Vanillin (3-methoxy-4-hydroxybenzaldehyde) is the main flavour component of vanilla extract from cured vanilla pods. As vanillin is toxic to living organisms in high concentrations, vanilla plants store vanillin almost entirely as the glucose conjugated form, vanillin-β-D-glucoside. The highest concentration of vanillin glucoside is localized in the inner part of the pod including mesocarp and placenta 6 months after the pollination. Subcellular localization of vanillin and its glucoside was speculated to be in the vacuole. Despite the popularity of the flavour, the vanillin biosynthetic pathway has remained elusive, presumably due to lack of genetic and genomic resources during past few decades.

The research presented in this PhD elucidates the pathway for synthesis of vanillin in the pods of Vanilla planifolia. A single hydratase/lyase type enzyme, designated vanillin synthase (VpVAN), is able to catalyze the direct conversion of ferulic acid glucoside and ferulic acid into vanillin glucoside and vanillin, respectively. This reaction is envisioned to proceed by two sequential partial reactions composed of an initial hydration addition reaction followed by a retro-aldol elimination reaction. (Chapter 2; Gallage et al., 2014). The enzyme is processed by a second maturation step where 137 amino acids are cleaved off. Both pre-mature and mature forms of VpVAN are expressed in the vanilla pods 6 months after pollination and in the leaves of Nicotiana benthamiana, in which VpVAN was transiently expressed. Moreover, VpVAN were found to localize in the cytosol both before and after pro peptide cleavage, while pro peptide is transported into the vacuole for potential degradation (Chapter 3 – Manuscript in preparation).

This PhD thesis also includes a review (Chapter 4), which represents the current state of biotechnology-derived vanillin synthesis based on ferulic acid, eugenol and glucose using microorganisms. Vanillin is a compound of major interest in the flavour and fragrance industry. In 2010, the annual world sales of vanillin reached more than 15,000 tons, Nowadays, less than 1 % of the global production of vanillin is derived from vanilla pods, since the production and isolation of vanillin from vanilla pods is a laborious and expensive process and has a stagnant supply of vanilla pods of around 2000 tons. The worldwide increasing demand for natural vanillin flavour can therefore no longer be met by the pods of vanilla orchids alone.

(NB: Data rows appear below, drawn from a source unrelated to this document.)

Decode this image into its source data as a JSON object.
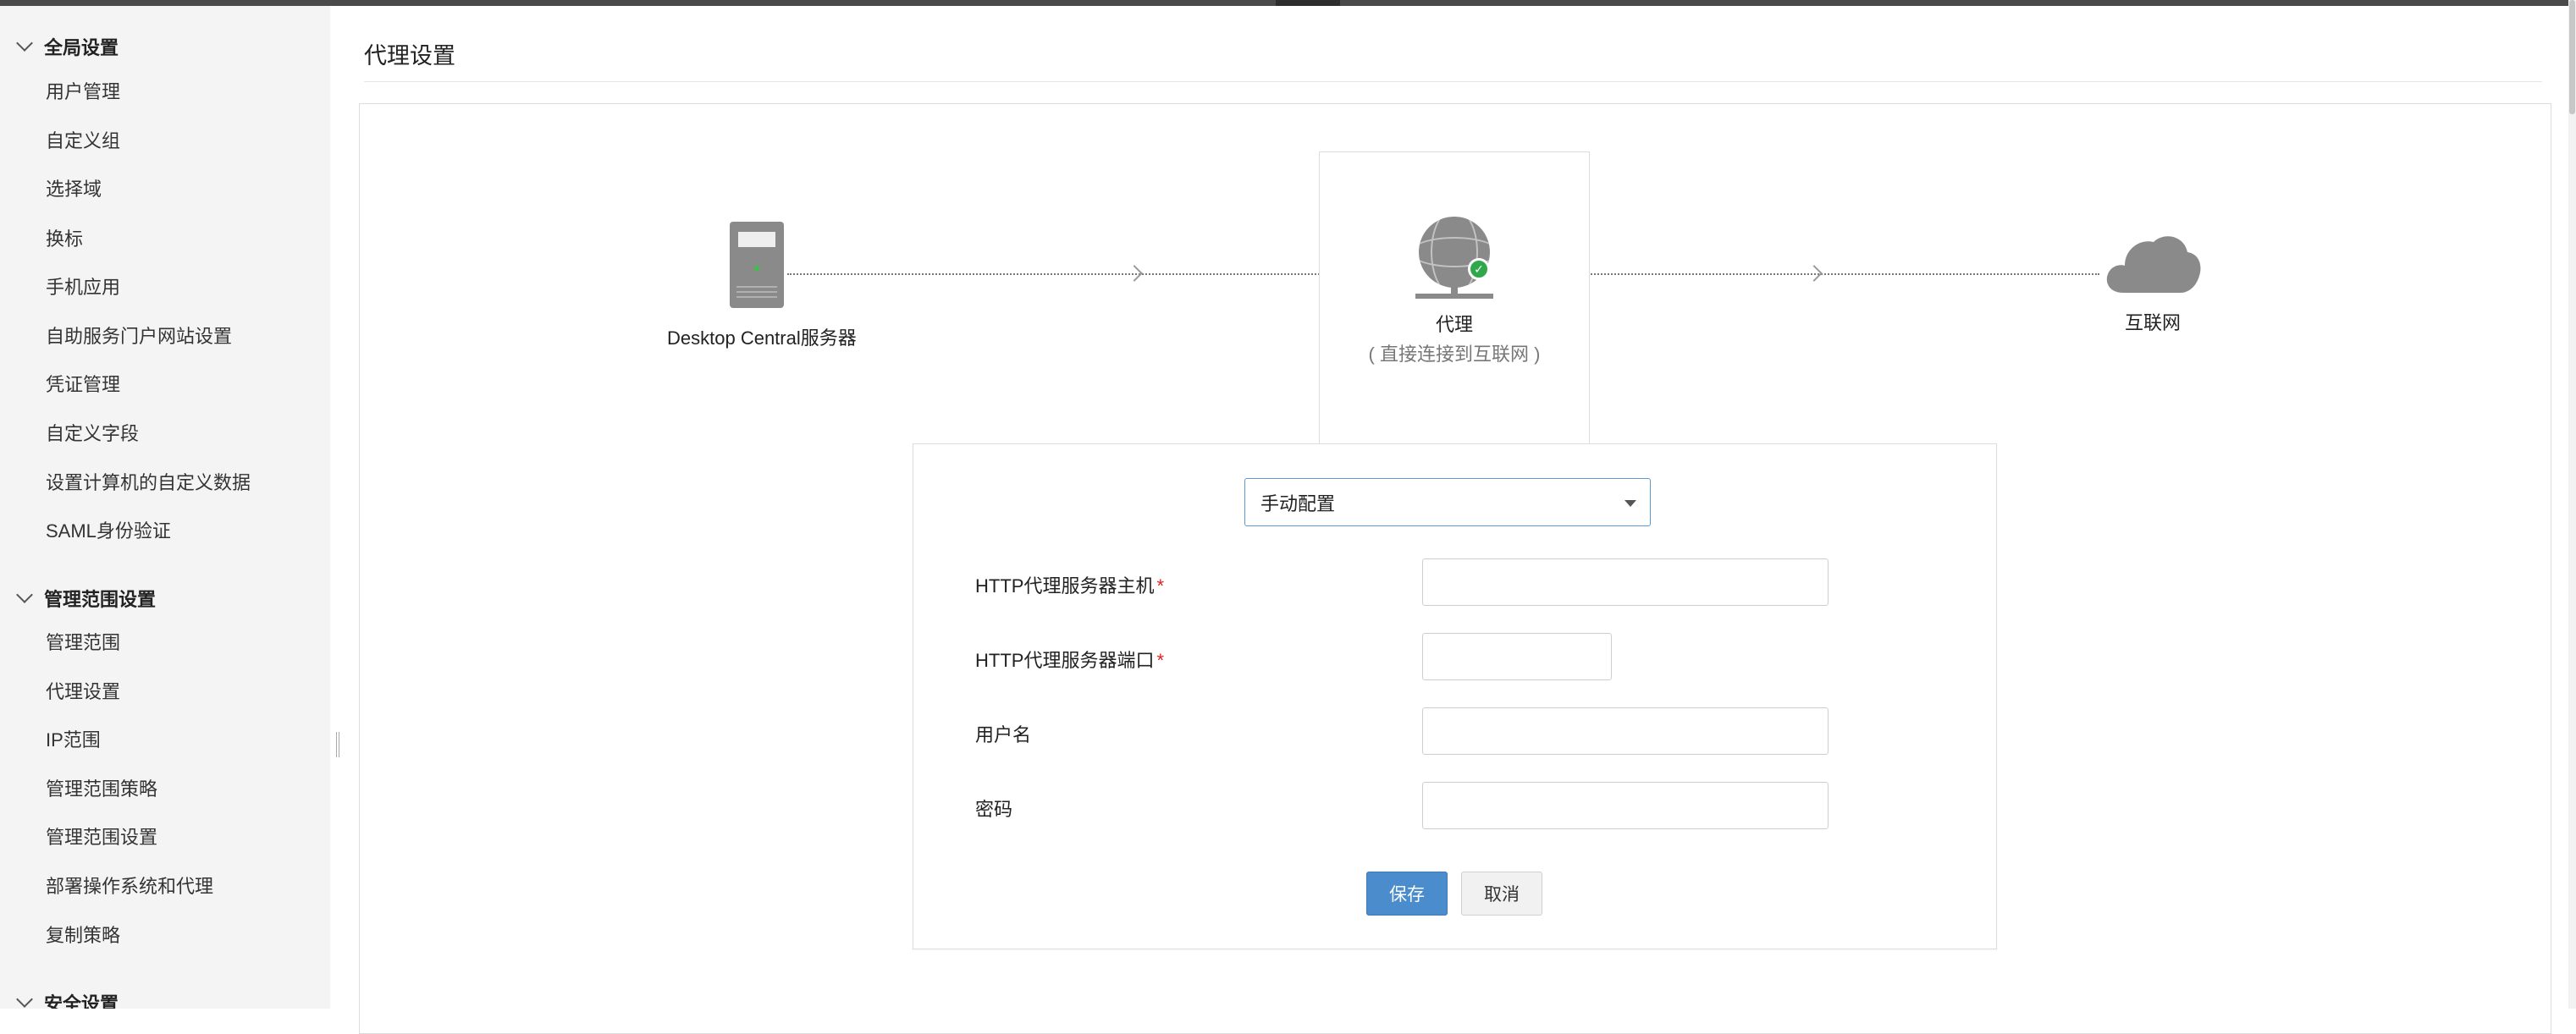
{
  "sidebar": {
    "sections": [
      {
        "title": "全局设置",
        "items": [
          "用户管理",
          "自定义组",
          "选择域",
          "换标",
          "手机应用",
          "自助服务门户网站设置",
          "凭证管理",
          "自定义字段",
          "设置计算机的自定义数据",
          "SAML身份验证"
        ]
      },
      {
        "title": "管理范围设置",
        "items": [
          "管理范围",
          "代理设置",
          "IP范围",
          "管理范围策略",
          "管理范围设置",
          "部署操作系统和代理",
          "复制策略"
        ]
      },
      {
        "title": "安全设置",
        "items": []
      }
    ]
  },
  "page": {
    "title": "代理设置"
  },
  "diagram": {
    "server_label": "Desktop Central服务器",
    "proxy_label": "代理",
    "proxy_sublabel": "( 直接连接到互联网 )",
    "internet_label": "互联网"
  },
  "form": {
    "mode_select_value": "手动配置",
    "host_label": "HTTP代理服务器主机",
    "port_label": "HTTP代理服务器端口",
    "username_label": "用户名",
    "password_label": "密码",
    "required_mark": "*",
    "save_label": "保存",
    "cancel_label": "取消"
  },
  "colors": {
    "primary_button": "#4a8ccc",
    "required": "#e02020",
    "status_ok": "#2ea84a"
  }
}
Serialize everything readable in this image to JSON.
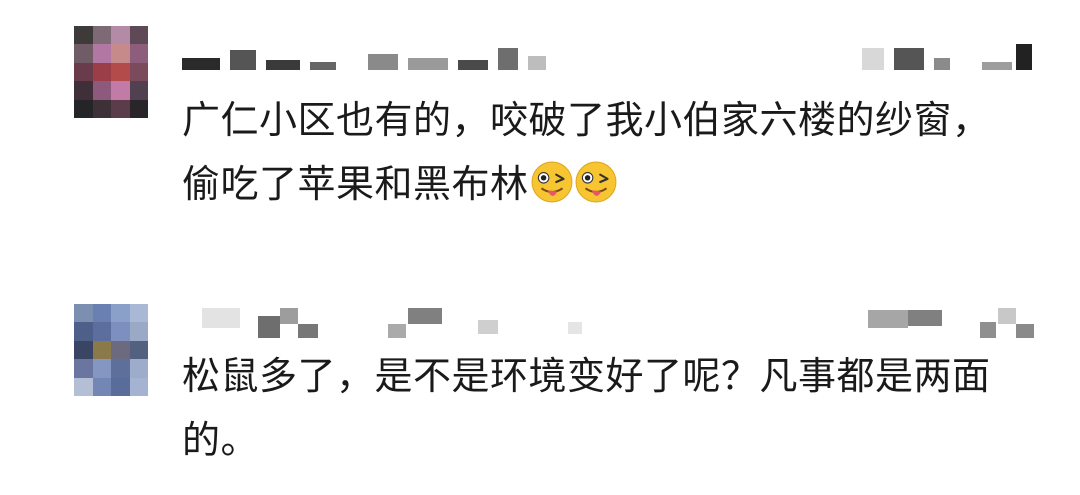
{
  "comments": [
    {
      "text": "广仁小区也有的，咬破了我小伯家六楼的纱窗，偷吃了苹果和黑布林",
      "emojis": [
        "winking-tongue-face-emoji",
        "winking-tongue-face-emoji"
      ]
    },
    {
      "text": "松鼠多了，是不是环境变好了呢？凡事都是两面的。",
      "emojis": []
    }
  ],
  "colors": {
    "text": "#1a1a1a",
    "background": "#ffffff",
    "emoji_face": "#f7c531"
  }
}
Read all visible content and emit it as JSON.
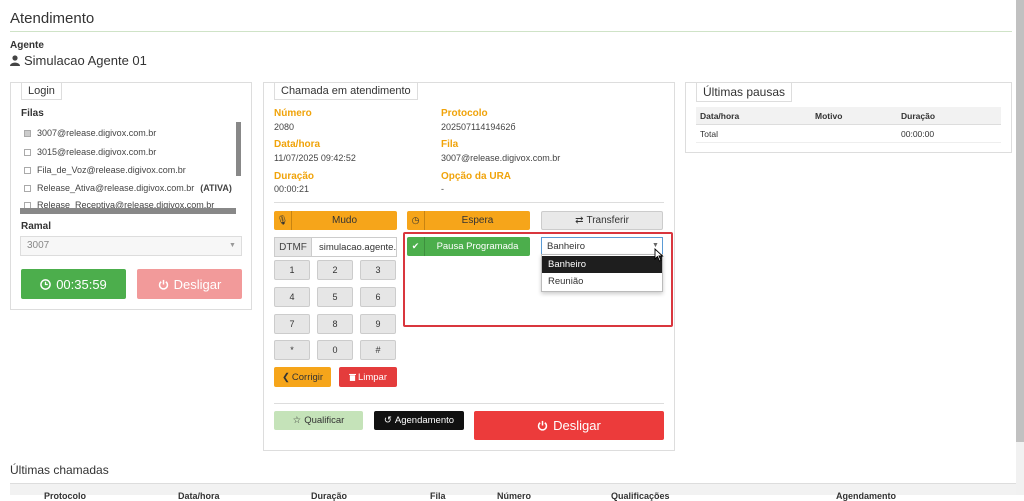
{
  "page": {
    "title": "Atendimento"
  },
  "agent": {
    "label": "Agente",
    "name": "Simulacao Agente 01"
  },
  "login": {
    "legend": "Login",
    "filas_label": "Filas",
    "queues": [
      {
        "name": "3007@release.digivox.com.br",
        "extra": "",
        "checked": true
      },
      {
        "name": "3015@release.digivox.com.br",
        "extra": "",
        "checked": false
      },
      {
        "name": "Fila_de_Voz@release.digivox.com.br",
        "extra": "",
        "checked": false
      },
      {
        "name": "Release_Ativa@release.digivox.com.br",
        "extra": "(ATIVA)",
        "checked": false
      },
      {
        "name": "Release_Receptiva@release.digivox.com.br",
        "extra": "",
        "checked": false
      }
    ],
    "ramal_label": "Ramal",
    "ramal_value": "3007",
    "timer": "00:35:59",
    "hangup_label": "Desligar"
  },
  "call": {
    "legend": "Chamada em atendimento",
    "numero_label": "Número",
    "numero": "2080",
    "protocolo_label": "Protocolo",
    "protocolo": "20250711419462б",
    "datahora_label": "Data/hora",
    "datahora": "11/07/2025 09:42:52",
    "fila_label": "Fila",
    "fila": "3007@release.digivox.com.br",
    "duracao_label": "Duração",
    "duracao": "00:00:21",
    "ura_label": "Opção da URA",
    "ura": "-",
    "mudo_label": "Mudo",
    "espera_label": "Espera",
    "transferir_label": "Transferir",
    "dtmf_label": "DTMF",
    "dtmf_value": "simulacao.agente.",
    "keys": [
      "1",
      "2",
      "3",
      "4",
      "5",
      "6",
      "7",
      "8",
      "9",
      "*",
      "0",
      "#"
    ],
    "corrigir_label": "Corrigir",
    "limpar_label": "Limpar",
    "pausa_label": "Pausa Programada",
    "pausa_selected": "Banheiro",
    "pausa_options": [
      "Banheiro",
      "Reunião"
    ],
    "qualificar_label": "Qualificar",
    "agendamento_label": "Agendamento",
    "desligar_label": "Desligar"
  },
  "pausas": {
    "legend": "Últimas pausas",
    "headers": [
      "Data/hora",
      "Motivo",
      "Duração"
    ],
    "total_label": "Total",
    "total_value": "00:00:00"
  },
  "chamadas": {
    "title": "Últimas chamadas",
    "headers": [
      "Protocolo",
      "Data/hora",
      "Duração",
      "Fila",
      "Número",
      "Qualificações",
      "Agendamento"
    ]
  },
  "colors": {
    "accent_orange": "#f6a51a",
    "success_green": "#4cae4c",
    "danger_red": "#ec3b3b",
    "highlight": "#d9363e"
  }
}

Consequently, research in bioengineering of microorganisms for flavour production is expanding. Several major issues have challenged the bioconversion of various substrates to vanillin by microorganisms. Examples are: cytotoxicity of the flavour products and of their precursors, inefficient metabolic flow, formation of undesired by-products, the complexity of product discovery and downstream processing methods due to physicochemical properties of the substrate, the product and the nature of microorganisms used. Hence, bioengineering tools have been employed to circumvent these drawbacks. The review emphasizes the major issues encountered and the solutions obtained

Finally, the uses of VpVAN for future industrial applications are claimed in the Chapter 5, which is a patent application.